A Note on Spinach
Mother sent me a bunch of spinach
from the village, soil clinging to the roots.
Soil, as I saw it, was part of her gift,
but had to be cleaned away
——in the village, soil has many uses:
for suicide, for blocking a burning throat.
It can also be used to solve riddles.
In the southern hills, rain filters grit
from the red soil.
Mother still loves to plow the field.
What could ever grow there?
What I have solved will perish.
What I haven’t, will rule this chaotic world.
Who said, “No ideas, but in things”?
The absurdity of a poem——such a variable container
could never hold an indescribable bunch of spinach.
Its deep green
nearly a rebellion——
Mother knew of all my rage against the world.
I turned, and called my mother:
"Tastes harsh, just out of prison.”
She was at the dinner table,
ripe spinach in a small wine glass.
But this night needs a deeper soil to burn away.
Far stronger than my desire to be fulfilled
is my longing for hunger.
All Things at Night
Often I feel my own exhaustion.

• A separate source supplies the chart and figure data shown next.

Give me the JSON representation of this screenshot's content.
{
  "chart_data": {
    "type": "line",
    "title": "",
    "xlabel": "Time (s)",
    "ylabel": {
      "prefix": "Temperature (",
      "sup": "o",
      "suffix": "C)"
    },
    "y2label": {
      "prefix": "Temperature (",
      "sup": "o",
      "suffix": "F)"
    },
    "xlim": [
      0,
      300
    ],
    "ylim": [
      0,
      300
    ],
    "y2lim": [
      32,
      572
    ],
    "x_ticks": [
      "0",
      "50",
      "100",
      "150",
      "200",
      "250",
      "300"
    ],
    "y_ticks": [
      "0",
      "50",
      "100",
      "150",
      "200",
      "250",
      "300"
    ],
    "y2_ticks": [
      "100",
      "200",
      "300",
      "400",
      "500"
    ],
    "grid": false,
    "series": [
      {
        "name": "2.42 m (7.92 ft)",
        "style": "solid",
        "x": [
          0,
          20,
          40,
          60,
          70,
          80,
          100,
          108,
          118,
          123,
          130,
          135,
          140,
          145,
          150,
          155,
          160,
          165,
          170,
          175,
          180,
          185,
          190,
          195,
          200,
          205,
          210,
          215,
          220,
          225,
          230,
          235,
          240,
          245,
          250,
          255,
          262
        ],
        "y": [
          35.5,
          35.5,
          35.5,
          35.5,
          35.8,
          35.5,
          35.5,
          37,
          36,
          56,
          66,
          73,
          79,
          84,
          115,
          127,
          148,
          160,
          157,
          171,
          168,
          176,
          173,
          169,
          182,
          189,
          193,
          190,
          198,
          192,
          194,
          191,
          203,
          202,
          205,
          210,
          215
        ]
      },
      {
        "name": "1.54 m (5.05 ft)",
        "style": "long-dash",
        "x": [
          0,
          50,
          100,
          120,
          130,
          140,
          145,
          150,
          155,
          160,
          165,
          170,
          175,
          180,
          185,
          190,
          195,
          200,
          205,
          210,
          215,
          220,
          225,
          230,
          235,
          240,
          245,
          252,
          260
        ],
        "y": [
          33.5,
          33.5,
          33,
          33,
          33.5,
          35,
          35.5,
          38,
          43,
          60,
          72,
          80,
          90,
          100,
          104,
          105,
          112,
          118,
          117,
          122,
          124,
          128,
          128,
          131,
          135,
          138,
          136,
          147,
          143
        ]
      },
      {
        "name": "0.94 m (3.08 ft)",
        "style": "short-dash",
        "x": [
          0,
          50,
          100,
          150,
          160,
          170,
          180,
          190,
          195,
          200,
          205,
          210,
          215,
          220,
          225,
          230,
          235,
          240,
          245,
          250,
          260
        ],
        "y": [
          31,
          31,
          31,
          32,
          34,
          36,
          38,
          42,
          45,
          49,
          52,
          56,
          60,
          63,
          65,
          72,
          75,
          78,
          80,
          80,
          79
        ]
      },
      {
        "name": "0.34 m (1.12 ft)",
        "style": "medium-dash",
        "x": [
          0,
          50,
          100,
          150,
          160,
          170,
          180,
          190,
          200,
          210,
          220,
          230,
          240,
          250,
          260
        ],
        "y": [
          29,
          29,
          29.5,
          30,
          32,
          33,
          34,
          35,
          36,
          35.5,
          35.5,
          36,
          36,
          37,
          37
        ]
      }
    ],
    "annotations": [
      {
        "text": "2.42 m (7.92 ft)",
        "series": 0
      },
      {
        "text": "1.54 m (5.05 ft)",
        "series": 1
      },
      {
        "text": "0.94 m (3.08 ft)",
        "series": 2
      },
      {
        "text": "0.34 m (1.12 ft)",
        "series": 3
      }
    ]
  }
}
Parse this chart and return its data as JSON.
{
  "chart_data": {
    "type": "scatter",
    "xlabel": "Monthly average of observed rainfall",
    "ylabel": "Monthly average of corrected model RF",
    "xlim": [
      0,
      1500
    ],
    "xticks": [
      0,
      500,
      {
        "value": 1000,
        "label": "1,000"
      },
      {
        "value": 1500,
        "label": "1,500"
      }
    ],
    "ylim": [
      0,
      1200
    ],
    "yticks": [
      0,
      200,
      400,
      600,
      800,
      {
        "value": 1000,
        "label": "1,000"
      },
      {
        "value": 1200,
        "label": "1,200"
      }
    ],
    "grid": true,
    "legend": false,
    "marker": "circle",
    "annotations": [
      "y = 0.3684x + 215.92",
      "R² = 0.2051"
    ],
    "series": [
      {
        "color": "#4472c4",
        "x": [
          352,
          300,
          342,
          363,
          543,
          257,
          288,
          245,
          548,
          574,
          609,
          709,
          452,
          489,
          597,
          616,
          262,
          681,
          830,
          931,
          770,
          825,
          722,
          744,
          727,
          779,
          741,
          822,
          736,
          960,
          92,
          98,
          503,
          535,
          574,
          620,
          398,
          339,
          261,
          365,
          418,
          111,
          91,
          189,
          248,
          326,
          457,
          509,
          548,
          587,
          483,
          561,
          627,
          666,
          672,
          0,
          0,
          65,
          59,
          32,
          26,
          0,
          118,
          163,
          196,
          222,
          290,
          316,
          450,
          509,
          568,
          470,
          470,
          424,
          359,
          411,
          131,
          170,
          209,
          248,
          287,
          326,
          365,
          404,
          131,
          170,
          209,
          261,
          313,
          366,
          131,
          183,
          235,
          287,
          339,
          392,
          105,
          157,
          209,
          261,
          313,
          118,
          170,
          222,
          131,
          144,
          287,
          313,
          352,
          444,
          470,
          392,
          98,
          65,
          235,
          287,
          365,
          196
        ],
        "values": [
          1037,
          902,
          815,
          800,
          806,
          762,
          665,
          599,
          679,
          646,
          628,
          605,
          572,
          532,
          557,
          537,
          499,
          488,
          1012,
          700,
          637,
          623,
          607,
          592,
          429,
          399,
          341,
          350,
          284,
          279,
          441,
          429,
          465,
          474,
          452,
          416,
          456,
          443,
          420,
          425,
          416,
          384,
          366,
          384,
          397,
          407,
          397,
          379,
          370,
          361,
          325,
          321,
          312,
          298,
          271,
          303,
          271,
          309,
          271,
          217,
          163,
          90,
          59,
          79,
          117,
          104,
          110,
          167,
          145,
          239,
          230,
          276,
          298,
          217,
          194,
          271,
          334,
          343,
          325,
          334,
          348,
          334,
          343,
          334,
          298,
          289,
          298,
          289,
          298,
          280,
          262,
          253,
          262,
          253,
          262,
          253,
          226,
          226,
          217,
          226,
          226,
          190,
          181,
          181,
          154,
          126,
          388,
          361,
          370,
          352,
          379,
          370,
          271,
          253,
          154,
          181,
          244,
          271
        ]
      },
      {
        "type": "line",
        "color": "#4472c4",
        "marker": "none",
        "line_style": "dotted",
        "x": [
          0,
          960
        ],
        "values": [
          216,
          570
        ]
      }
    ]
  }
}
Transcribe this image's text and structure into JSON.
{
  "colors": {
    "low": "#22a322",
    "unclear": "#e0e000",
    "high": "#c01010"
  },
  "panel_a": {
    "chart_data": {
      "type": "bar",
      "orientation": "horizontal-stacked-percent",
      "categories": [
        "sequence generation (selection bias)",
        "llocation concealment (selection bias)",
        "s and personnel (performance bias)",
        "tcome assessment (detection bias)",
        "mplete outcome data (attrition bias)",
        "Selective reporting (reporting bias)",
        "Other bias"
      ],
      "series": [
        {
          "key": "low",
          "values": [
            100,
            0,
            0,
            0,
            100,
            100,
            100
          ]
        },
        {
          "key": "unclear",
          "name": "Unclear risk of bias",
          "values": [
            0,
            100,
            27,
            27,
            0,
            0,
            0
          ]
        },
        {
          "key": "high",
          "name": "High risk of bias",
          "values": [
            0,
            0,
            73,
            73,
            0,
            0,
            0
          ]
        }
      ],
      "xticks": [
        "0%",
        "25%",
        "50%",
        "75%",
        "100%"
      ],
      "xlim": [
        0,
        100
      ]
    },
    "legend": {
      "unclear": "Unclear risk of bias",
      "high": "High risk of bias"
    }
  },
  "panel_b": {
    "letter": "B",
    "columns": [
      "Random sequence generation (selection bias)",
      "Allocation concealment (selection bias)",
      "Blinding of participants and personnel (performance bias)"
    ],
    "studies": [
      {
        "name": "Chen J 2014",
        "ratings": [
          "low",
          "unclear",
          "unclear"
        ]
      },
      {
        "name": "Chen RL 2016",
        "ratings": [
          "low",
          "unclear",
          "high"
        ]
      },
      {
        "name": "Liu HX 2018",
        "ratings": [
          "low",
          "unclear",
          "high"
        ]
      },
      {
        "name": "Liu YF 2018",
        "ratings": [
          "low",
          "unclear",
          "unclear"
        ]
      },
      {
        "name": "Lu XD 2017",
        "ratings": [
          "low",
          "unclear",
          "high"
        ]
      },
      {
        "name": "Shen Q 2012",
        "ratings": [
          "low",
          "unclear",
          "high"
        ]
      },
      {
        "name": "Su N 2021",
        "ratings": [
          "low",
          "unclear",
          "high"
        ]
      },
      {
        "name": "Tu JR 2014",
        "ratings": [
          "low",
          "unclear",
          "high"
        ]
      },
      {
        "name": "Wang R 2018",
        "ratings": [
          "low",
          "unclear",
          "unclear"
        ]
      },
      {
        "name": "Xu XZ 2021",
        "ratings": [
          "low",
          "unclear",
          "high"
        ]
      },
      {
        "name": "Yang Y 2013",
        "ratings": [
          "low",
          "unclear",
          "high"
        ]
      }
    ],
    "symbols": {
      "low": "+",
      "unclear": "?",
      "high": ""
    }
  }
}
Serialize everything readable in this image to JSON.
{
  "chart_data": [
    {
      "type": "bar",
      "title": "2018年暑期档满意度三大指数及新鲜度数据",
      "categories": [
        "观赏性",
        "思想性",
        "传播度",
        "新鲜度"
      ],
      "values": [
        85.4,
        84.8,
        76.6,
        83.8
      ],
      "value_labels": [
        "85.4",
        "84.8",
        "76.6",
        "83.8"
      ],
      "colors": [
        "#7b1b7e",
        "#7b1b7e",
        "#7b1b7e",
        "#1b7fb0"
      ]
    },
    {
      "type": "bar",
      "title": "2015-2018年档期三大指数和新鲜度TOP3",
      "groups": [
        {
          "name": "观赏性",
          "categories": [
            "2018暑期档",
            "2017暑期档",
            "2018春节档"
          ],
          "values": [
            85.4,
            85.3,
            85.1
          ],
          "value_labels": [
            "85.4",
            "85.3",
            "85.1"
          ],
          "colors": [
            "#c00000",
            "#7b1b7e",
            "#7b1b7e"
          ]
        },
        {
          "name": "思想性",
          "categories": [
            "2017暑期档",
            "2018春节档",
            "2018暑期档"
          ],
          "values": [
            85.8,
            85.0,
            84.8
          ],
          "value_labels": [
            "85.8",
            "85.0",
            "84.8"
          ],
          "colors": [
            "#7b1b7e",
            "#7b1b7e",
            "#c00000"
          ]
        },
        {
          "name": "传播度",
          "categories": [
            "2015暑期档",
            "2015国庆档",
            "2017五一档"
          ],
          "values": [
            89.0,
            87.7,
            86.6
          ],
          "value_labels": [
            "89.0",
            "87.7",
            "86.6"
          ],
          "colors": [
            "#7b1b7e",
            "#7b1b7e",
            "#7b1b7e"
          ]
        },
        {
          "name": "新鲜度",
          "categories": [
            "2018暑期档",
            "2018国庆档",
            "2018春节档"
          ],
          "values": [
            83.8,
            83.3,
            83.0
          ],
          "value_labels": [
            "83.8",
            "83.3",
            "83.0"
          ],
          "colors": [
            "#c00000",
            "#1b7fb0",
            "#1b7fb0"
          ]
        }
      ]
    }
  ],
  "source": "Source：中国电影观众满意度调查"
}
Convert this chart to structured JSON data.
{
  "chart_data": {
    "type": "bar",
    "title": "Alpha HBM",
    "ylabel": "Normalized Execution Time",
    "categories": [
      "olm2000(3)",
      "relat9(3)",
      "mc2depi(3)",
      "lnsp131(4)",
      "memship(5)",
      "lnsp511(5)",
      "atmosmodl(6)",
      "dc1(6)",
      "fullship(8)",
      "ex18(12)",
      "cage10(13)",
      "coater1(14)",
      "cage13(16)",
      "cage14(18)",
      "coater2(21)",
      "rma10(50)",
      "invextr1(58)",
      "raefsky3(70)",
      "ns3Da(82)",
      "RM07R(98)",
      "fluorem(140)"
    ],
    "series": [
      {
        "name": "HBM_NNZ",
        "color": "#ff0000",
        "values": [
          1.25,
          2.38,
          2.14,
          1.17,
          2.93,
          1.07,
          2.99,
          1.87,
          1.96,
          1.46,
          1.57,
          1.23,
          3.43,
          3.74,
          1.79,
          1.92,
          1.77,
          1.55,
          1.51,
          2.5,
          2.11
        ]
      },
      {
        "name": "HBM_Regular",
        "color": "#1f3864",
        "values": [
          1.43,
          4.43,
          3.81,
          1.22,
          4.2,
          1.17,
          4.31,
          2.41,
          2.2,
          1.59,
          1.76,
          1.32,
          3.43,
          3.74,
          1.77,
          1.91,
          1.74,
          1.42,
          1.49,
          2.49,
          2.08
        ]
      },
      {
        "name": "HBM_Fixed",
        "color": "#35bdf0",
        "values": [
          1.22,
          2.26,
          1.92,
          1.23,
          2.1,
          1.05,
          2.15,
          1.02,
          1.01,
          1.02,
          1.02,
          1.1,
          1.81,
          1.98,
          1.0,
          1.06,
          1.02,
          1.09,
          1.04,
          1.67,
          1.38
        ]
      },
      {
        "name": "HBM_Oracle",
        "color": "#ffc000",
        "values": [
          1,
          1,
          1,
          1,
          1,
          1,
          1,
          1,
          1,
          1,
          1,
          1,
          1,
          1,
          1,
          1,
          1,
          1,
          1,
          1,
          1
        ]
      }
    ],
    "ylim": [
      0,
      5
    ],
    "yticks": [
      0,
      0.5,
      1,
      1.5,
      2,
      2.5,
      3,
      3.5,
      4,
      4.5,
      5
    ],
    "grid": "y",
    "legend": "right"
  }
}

Just like this pineapple
now shared by the whole family around the table——
The pineapple disappeared in a blink,
but our lips hang open, sucking.
Mother sits across the table, nearly blind after father's death.
At night, her greying head hits against the candlelit wall.
We stick our tongues out from different worlds——I’ll never know
the taste of pineapple, crushed between her teeth;
Just as I never knew where she hid during our childhood games,
looking for her in the closet,
looking for her in the ticking of a pendulum clock,
looking for her behind the sunflower, rain dripping off its leaves,
in the end, she was hiding inside an old ink pen,
waiting to be opened.
No one knew, not even herself.
At night, all can be brushed away,
including this drinking under an incandescent light.
Like pineapple, we are sliced, then gone.
The glasses clink together,
sniff each other, then are separated forever by the sound of
"Dong, Dong, Dong"——something hitting the wall at the end of the corridor.
The mountain pass. A heron plunges down,
and instantly locks its eyes with mine.
Surprised, I see myself in
its bulging dark eyes.
How long have I been here? Gazing at it
diving into the dusk-coated oak trees.
On normal days in noisy streets,
a few filthy feathers come from nowhere.
What is written on these feathers? The oaks quietly
Stretching in all directions, the wind too light to describe.
Before I am melted by her tears ——
what can I see from there?
What am I seeing? I know
I’ll never diminish
in the eyes of the heron,
I have an eternal life.
Ode to Thin Congee
For years I had a bowl of thin congee each day.
It was plain and coarse. Amid murmurs at dinner,
I sat at the table’s edge, head bowed, listening to the raindrops
on the windowpane and eucalyptus leaves. Yes, just a meaningless habit.
We were children raised on thin congee, rolling hoops,
entranced by spinning tops. To hide from muffled thunder in the wilderness,
we built our father’s tomb under the sheet of rain
on a desolate hillock. Then we carried on his habit
and returned to the table. Like a stream caught in a barrel, gone the fury
of early years——we trembled before a bowl of plain congee.
Are there any more secrets in here? Before the raindrops
touched the eucalyptus, I heard some things rise to leave.
A loose-fitting robe and graying temples
reflected in the bowl. My face, our faces,
floating in the deserted streets and alleys coated by sunset’s glow.
I sit here. Plainness marked me long before resistance.